Oops, that post was by Ezekiel Emanuel, but this Drum post sounds similar themes, while asking why actual business leaders aren't on board.
But there's also the argument that boo hoo we have the "strongest economy in the world(TM)," and our companies should be willing to pay for this.
Just because a few of our companies are floundering doesn't mean that all of them are. Walmart sure as hell isn't. Exxon sure as hell isn't. Will it cause a decrease in investment in US companies? Perhaps. Will it cause a healthier, both fiscally and physcially, work force? Probably.
The fact of the matter is that we can't compete with Europe and Asia in a few industries there's a higher cost of labor in the US and some industries have seen a lack of American innovation (I'm looking at you, car companies!).
43: Who read them? I was doing a google search on WM for "business" and "health care," and that's what I got.
Can we please delete 42? Thanks.
Just in case it wasn't clear: 44 was to the parenthetical in 41.
Thanks, eb! (I eventually just went to the archive link.)

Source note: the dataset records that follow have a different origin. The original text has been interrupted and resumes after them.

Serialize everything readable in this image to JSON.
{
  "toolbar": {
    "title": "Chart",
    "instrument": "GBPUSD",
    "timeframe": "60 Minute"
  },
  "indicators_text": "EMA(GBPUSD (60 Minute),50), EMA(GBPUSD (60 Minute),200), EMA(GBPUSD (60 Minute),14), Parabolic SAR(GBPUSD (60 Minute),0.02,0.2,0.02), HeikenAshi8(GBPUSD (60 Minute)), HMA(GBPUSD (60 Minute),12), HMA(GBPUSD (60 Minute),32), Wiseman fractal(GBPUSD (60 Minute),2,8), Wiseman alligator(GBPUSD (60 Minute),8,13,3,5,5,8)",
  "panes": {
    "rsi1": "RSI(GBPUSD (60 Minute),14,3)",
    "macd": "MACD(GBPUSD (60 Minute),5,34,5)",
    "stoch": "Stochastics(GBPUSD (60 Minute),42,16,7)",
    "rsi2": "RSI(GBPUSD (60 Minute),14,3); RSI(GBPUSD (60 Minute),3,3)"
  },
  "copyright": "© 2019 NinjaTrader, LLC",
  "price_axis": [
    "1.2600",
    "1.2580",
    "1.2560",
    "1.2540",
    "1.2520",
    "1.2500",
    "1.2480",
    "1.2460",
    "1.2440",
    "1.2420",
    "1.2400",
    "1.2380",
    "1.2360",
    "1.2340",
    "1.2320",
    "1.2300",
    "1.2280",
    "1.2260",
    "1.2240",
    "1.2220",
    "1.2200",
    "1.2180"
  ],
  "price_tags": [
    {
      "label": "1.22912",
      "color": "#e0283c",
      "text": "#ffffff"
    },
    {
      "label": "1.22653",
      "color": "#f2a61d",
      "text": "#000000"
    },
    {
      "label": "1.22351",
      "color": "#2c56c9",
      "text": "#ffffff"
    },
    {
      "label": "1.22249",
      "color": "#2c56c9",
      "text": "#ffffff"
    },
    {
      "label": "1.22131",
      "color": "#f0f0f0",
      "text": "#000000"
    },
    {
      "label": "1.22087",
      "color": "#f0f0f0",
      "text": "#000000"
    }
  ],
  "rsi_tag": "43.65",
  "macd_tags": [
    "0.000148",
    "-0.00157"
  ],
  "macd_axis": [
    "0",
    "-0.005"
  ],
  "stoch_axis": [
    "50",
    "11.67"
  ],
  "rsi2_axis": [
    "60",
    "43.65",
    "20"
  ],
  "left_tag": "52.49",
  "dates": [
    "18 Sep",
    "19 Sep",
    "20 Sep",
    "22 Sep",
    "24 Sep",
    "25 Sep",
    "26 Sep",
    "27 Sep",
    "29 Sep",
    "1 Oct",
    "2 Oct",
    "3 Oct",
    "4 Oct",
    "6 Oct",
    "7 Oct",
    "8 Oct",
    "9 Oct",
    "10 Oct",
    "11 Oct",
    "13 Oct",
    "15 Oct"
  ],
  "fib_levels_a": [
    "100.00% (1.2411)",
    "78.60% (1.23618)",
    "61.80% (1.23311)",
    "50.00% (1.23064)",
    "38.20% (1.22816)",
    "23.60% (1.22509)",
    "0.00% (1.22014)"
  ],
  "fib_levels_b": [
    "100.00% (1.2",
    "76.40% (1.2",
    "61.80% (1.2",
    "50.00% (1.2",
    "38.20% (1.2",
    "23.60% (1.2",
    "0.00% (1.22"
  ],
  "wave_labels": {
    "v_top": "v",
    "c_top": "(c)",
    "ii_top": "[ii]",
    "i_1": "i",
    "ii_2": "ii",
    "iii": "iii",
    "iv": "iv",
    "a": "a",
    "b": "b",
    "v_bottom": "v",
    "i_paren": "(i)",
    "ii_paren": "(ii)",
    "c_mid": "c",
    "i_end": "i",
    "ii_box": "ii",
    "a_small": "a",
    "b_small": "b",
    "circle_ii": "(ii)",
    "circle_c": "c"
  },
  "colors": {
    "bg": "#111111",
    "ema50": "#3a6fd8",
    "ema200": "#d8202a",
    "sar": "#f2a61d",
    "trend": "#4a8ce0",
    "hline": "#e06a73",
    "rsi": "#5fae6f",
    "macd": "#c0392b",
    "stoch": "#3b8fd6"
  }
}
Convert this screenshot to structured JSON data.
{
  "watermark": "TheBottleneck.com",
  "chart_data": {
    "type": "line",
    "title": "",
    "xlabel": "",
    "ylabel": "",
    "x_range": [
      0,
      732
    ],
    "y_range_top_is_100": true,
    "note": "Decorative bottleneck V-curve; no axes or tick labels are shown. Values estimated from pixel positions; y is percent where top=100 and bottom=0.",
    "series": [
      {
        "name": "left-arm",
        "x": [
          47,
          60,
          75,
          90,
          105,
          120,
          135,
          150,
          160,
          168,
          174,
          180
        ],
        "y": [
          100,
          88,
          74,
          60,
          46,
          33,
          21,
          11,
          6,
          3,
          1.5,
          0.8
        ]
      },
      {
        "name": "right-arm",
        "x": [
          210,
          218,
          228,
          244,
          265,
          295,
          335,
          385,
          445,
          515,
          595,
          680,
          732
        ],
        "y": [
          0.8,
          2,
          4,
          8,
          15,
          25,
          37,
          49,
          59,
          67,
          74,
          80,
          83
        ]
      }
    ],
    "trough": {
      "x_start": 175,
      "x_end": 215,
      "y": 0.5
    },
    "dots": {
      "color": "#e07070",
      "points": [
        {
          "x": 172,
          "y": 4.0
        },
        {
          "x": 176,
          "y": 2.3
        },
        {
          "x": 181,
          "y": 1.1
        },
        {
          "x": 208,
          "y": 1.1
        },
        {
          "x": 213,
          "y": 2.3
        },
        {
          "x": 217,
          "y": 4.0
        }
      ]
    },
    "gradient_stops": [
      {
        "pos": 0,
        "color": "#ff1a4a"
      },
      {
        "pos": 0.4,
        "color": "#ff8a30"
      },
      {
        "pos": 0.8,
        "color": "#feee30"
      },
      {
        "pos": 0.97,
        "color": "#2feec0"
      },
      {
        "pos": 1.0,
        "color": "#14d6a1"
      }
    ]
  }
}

36: TD, are you leaving the state this week? Because this week is when everything is going down. It's an important deadline, because the state could lose over $300 million in Medicaid reimbursements if they don't provide HHS with a plan to expand the insured. They would lose the money in July, but Leavitt needs 120 days or so to review any proposal--and Mitt needs to sell it to him.
The House Bill included an individual mandat too, but it was going to look at what was affordable and provide subsidies.

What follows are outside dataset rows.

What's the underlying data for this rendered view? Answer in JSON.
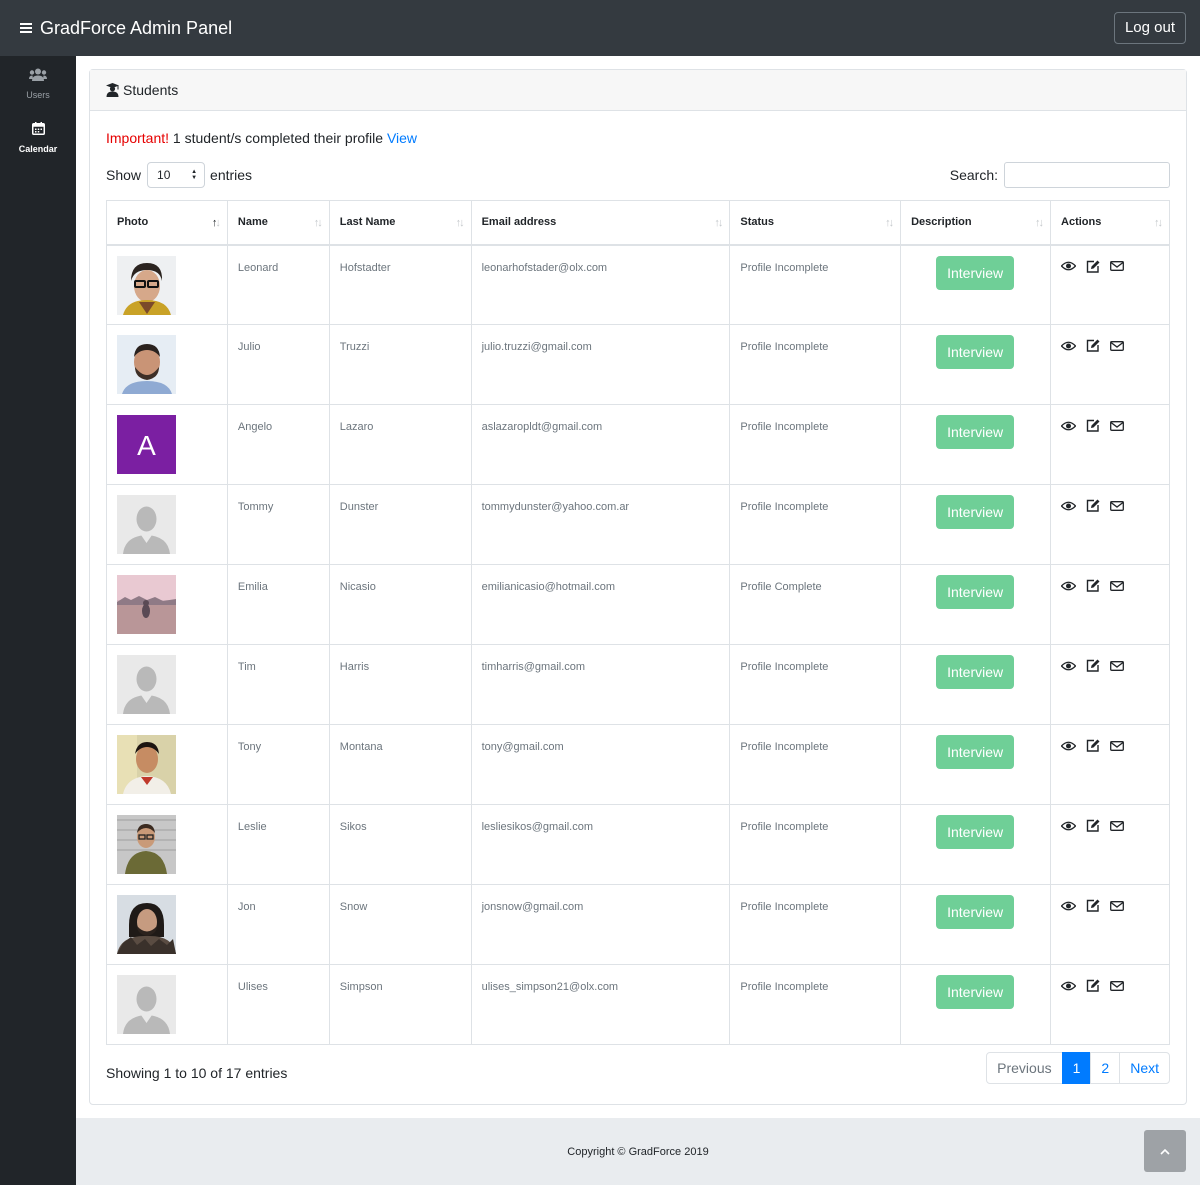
{
  "header": {
    "title": "GradForce Admin Panel",
    "logout_label": "Log out",
    "menu_icon": "hamburger-icon"
  },
  "sidebar": {
    "items": [
      {
        "label": "Users",
        "icon": "users-icon"
      },
      {
        "label": "Calendar",
        "icon": "calendar-icon"
      }
    ]
  },
  "card": {
    "title": "Students",
    "icon": "graduate-icon"
  },
  "notice": {
    "important": "Important!",
    "text": " 1 student/s completed their profile ",
    "link": "View"
  },
  "length": {
    "show_label": "Show",
    "value": "10",
    "entries_label": "entries"
  },
  "search": {
    "label": "Search:",
    "value": ""
  },
  "table": {
    "columns": [
      "Photo",
      "Name",
      "Last Name",
      "Email address",
      "Status",
      "Description",
      "Actions"
    ],
    "rows": [
      {
        "avatar": "leonard",
        "name": "Leonard",
        "last_name": "Hofstadter",
        "email": "leonarhofstader@olx.com",
        "status": "Profile Incomplete",
        "action": "Interview"
      },
      {
        "avatar": "julio",
        "name": "Julio",
        "last_name": "Truzzi",
        "email": "julio.truzzi@gmail.com",
        "status": "Profile Incomplete",
        "action": "Interview"
      },
      {
        "avatar": "letter",
        "avatar_letter": "A",
        "name": "Angelo",
        "last_name": "Lazaro",
        "email": "aslazaropldt@gmail.com",
        "status": "Profile Incomplete",
        "action": "Interview"
      },
      {
        "avatar": "default",
        "name": "Tommy",
        "last_name": "Dunster",
        "email": "tommydunster@yahoo.com.ar",
        "status": "Profile Incomplete",
        "action": "Interview"
      },
      {
        "avatar": "landscape",
        "name": "Emilia",
        "last_name": "Nicasio",
        "email": "emilianicasio@hotmail.com",
        "status": "Profile Complete",
        "action": "Interview"
      },
      {
        "avatar": "default",
        "name": "Tim",
        "last_name": "Harris",
        "email": "timharris@gmail.com",
        "status": "Profile Incomplete",
        "action": "Interview"
      },
      {
        "avatar": "tony",
        "name": "Tony",
        "last_name": "Montana",
        "email": "tony@gmail.com",
        "status": "Profile Incomplete",
        "action": "Interview"
      },
      {
        "avatar": "leslie",
        "name": "Leslie",
        "last_name": "Sikos",
        "email": "lesliesikos@gmail.com",
        "status": "Profile Incomplete",
        "action": "Interview"
      },
      {
        "avatar": "jon",
        "name": "Jon",
        "last_name": "Snow",
        "email": "jonsnow@gmail.com",
        "status": "Profile Incomplete",
        "action": "Interview"
      },
      {
        "avatar": "default",
        "name": "Ulises",
        "last_name": "Simpson",
        "email": "ulises_simpson21@olx.com",
        "status": "Profile Incomplete",
        "action": "Interview"
      }
    ]
  },
  "info": "Showing 1 to 10 of 17 entries",
  "pagination": {
    "previous": "Previous",
    "pages": [
      "1",
      "2"
    ],
    "active": "1",
    "next": "Next"
  },
  "footer": {
    "copyright": "Copyright © GradForce 2019"
  },
  "colors": {
    "topbar": "#343a40",
    "sidebar": "#212529",
    "interview_button": "#6fcf97",
    "primary": "#007bff",
    "important": "#e60000"
  }
}
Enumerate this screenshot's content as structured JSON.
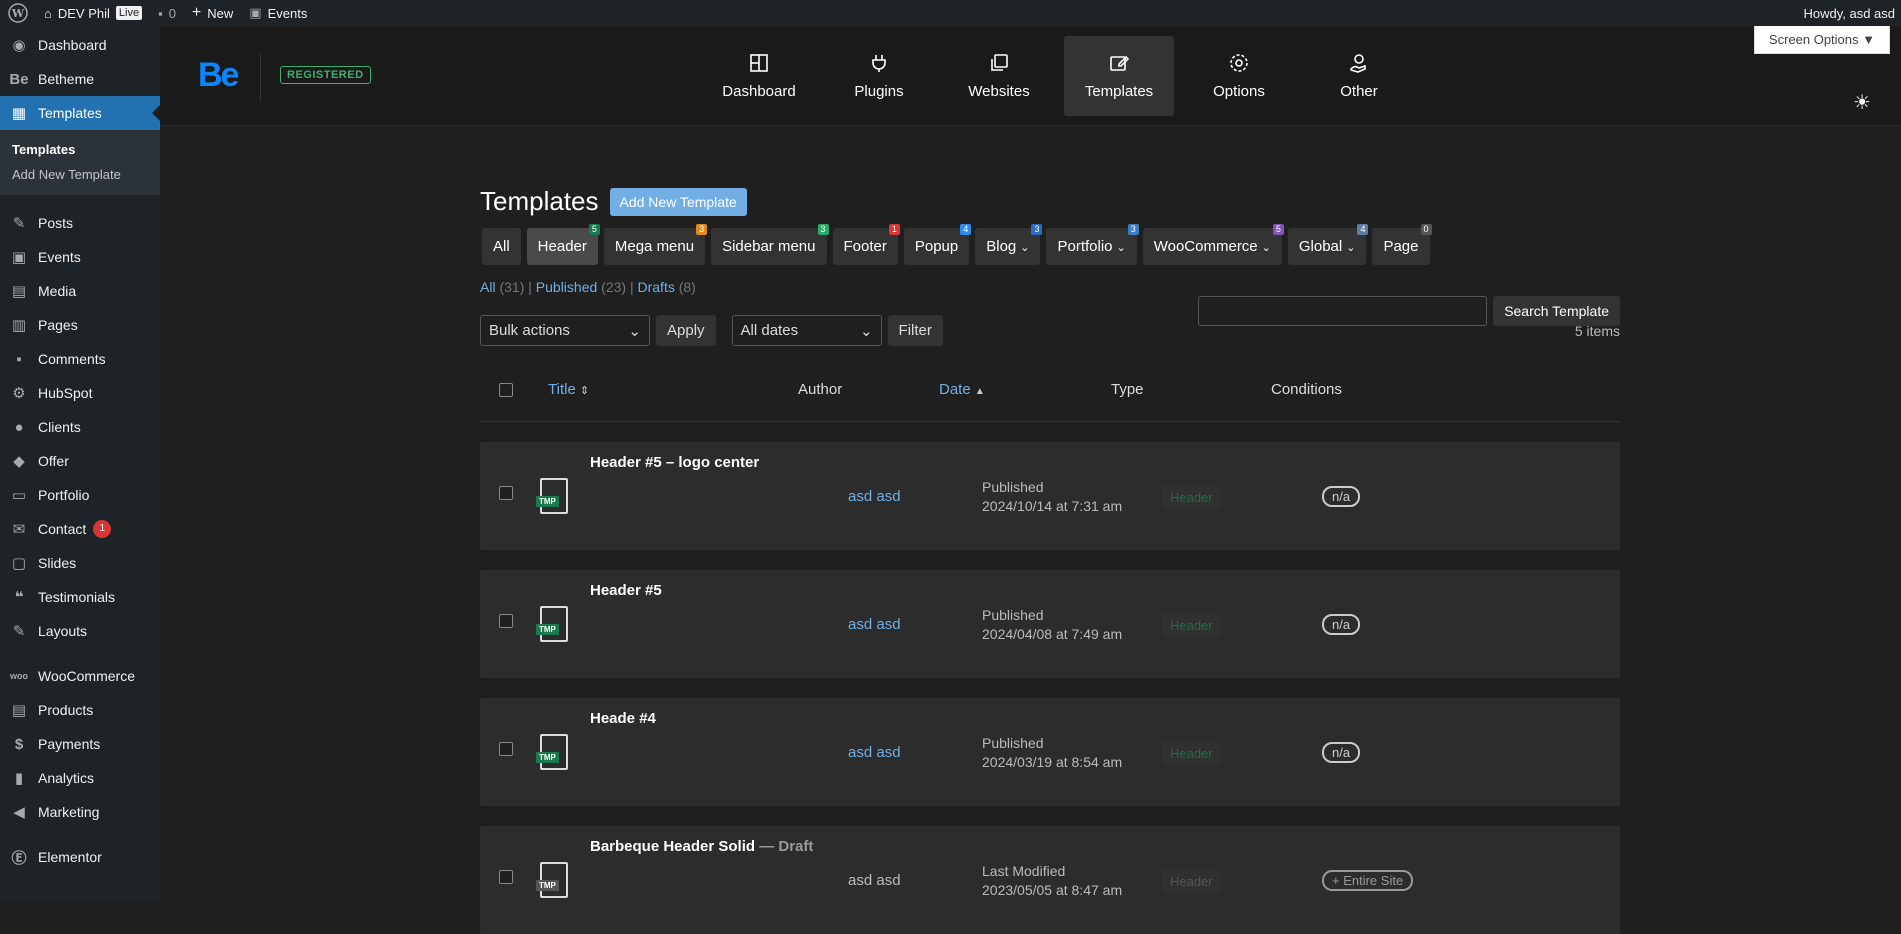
{
  "adminbar": {
    "site_name": "DEV Phil",
    "live_label": "Live",
    "comments_count": "0",
    "new_label": "New",
    "events_label": "Events",
    "howdy": "Howdy, asd asd"
  },
  "sidebar": {
    "items": [
      {
        "label": "Dashboard",
        "icon": "dashboard-icon"
      },
      {
        "label": "Betheme",
        "icon": "be-icon"
      },
      {
        "label": "Templates",
        "icon": "templates-icon",
        "active": true
      }
    ],
    "submenu": [
      "Templates",
      "Add New Template"
    ],
    "items2": [
      {
        "label": "Posts"
      },
      {
        "label": "Events"
      },
      {
        "label": "Media"
      },
      {
        "label": "Pages"
      },
      {
        "label": "Comments"
      },
      {
        "label": "HubSpot"
      },
      {
        "label": "Clients"
      },
      {
        "label": "Offer"
      },
      {
        "label": "Portfolio"
      },
      {
        "label": "Contact",
        "badge": "1"
      },
      {
        "label": "Slides"
      },
      {
        "label": "Testimonials"
      },
      {
        "label": "Layouts"
      }
    ],
    "items3": [
      {
        "label": "WooCommerce"
      },
      {
        "label": "Products"
      },
      {
        "label": "Payments"
      },
      {
        "label": "Analytics"
      },
      {
        "label": "Marketing"
      }
    ],
    "items4": [
      {
        "label": "Elementor"
      }
    ]
  },
  "topnav": {
    "logo": "Be",
    "registered": "REGISTERED",
    "items": [
      "Dashboard",
      "Plugins",
      "Websites",
      "Templates",
      "Options",
      "Other"
    ],
    "screen_options": "Screen Options ▼"
  },
  "main": {
    "title": "Templates",
    "add_new": "Add New Template",
    "categories": [
      {
        "label": "All",
        "count": "",
        "color": ""
      },
      {
        "label": "Header",
        "count": "5",
        "color": "#1a7a4f"
      },
      {
        "label": "Mega menu",
        "count": "3",
        "color": "#e08a1e"
      },
      {
        "label": "Sidebar menu",
        "count": "3",
        "color": "#2ca86a"
      },
      {
        "label": "Footer",
        "count": "1",
        "color": "#d63638"
      },
      {
        "label": "Popup",
        "count": "4",
        "color": "#2c8cf0"
      },
      {
        "label": "Blog",
        "count": "3",
        "color": "#2c6cc0"
      },
      {
        "label": "Portfolio",
        "count": "3",
        "color": "#3c7cc0"
      },
      {
        "label": "WooCommerce",
        "count": "5",
        "color": "#7f54b3"
      },
      {
        "label": "Global",
        "count": "4",
        "color": "#5c7ca0"
      },
      {
        "label": "Page",
        "count": "0",
        "color": "#555"
      }
    ],
    "subsub": {
      "all": "All",
      "all_count": "(31)",
      "published": "Published",
      "published_count": "(23)",
      "drafts": "Drafts",
      "drafts_count": "(8)"
    },
    "search_button": "Search Template",
    "bulk_actions": "Bulk actions",
    "apply": "Apply",
    "all_dates": "All dates",
    "filter": "Filter",
    "items_count": "5 items",
    "columns": {
      "title": "Title",
      "author": "Author",
      "date": "Date",
      "type": "Type",
      "conditions": "Conditions"
    },
    "rows": [
      {
        "title": "Header #5 – logo center",
        "draft": "",
        "author": "asd asd",
        "status": "Published",
        "date": "2024/10/14 at 7:31 am",
        "type": "Header",
        "cond": "n/a"
      },
      {
        "title": "Header #5",
        "draft": "",
        "author": "asd asd",
        "status": "Published",
        "date": "2024/04/08 at 7:49 am",
        "type": "Header",
        "cond": "n/a"
      },
      {
        "title": "Heade #4",
        "draft": "",
        "author": "asd asd",
        "status": "Published",
        "date": "2024/03/19 at 8:54 am",
        "type": "Header",
        "cond": "n/a"
      },
      {
        "title": "Barbeque Header Solid",
        "draft": " — Draft",
        "author": "asd asd",
        "status": "Last Modified",
        "date": "2023/05/05 at 8:47 am",
        "type": "Header",
        "cond": "+ Entire Site"
      }
    ]
  }
}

I like Kevin Drum but wtf? (Although in fairness, I've only read Gaddis' first book on the Origins of the Cold War.)
I kept meaning to leave this comment and kept not doing it, but I just got reminded: I don't think the universality of advocacy of a position among liberal bloggers means it's safe to run on. Liberal bloggers are wonky and can look at some numbers and say that national health insurance makes sense, which it does. But most voters are not so wonky, fear radical change, and are easily swayed by "you won't be able to choose your doctor" type scare tactics. This isn't to say that Democratic politicians shouldn't push for single payer; they should, but I still think it's politically fraught.
52: It's not so much the unanimity among liberal bloggers -- it's that Drum, specifically, has bought in. He seems so reliably cautious, that if he's saying UHC is electorally workable, that we can probably get away with nationalizing the steel industry as well.